Fourteen years after the improvised sessions that begat Buena Vista Social Club, World Circuit returns to its original vision: an album celebrating the shared rhythms of the Caribbean and West Africa. And so the Santiago de Cuba trovadore Eliades Ochoa and his band, Cuarteto Patria, found themselves in a Madrid studio with five of the foremost griots in Mali: Toumani Diabaté on kora (harp-lute), singer Kassé Mady Diabaté, Fodé Lassana Diabaté on balafon (xylophone), ngoni (lute) maestro Bassekou Diabaté and guitarist Djelimady Tounkara. The latter pair's visa problems scuppered the originally scheduled recordings back in 1996. In places – ‘A La Luna Yo Me Voy’, for example – this verges on becoming a ‘Buena Vista II’, a Cuban album played on African instruments, but this acknowledgement of parentage is also reflected in ‘Djelimady Rumba’, where the intro is reminiscent of the flamenco flourish opening ‘Sute Monebo’ from Songhai 2.

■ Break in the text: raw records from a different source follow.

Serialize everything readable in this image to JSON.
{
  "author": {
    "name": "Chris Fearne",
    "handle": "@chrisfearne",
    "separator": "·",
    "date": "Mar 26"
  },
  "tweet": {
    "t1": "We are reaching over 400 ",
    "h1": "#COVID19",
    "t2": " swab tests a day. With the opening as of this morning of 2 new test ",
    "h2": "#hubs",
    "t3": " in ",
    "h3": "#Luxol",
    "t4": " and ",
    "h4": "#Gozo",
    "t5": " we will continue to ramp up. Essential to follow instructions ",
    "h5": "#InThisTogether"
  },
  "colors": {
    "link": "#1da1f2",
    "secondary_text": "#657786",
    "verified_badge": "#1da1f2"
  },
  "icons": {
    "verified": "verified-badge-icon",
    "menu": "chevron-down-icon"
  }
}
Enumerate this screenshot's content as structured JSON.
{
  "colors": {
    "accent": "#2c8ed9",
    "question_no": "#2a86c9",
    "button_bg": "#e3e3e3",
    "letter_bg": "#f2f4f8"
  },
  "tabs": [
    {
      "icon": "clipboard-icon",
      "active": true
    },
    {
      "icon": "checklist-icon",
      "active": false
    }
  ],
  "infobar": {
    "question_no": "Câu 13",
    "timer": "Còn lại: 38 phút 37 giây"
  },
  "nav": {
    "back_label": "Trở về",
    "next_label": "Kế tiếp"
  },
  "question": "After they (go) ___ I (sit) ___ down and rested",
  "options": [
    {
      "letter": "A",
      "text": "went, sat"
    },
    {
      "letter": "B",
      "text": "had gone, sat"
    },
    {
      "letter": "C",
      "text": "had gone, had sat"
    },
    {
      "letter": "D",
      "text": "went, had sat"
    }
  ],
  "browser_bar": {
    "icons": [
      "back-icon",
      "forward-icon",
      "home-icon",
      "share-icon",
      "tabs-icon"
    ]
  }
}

This is no dry transatlantic ethnomusicology thesis, however: liberated by the anonymity offered by the project title, the virtuosos flaunt their talents, taking turns to fire off dazzling solos over thick layers of rhythm and driving each other ever onward to impressive effect. Four instrumentals (the opening ‘Mali Cuba’, a hypnotic ‘Guantanamera’ at the end, and the contrasting ‘Eliades Tumbao’ and ‘Dakan’ in the middle) reiterate the fact that these are musicians at play, enjoying themselves and experimenting. Fourteen years is a long time in the music business, but some things just shouldn't be rushed.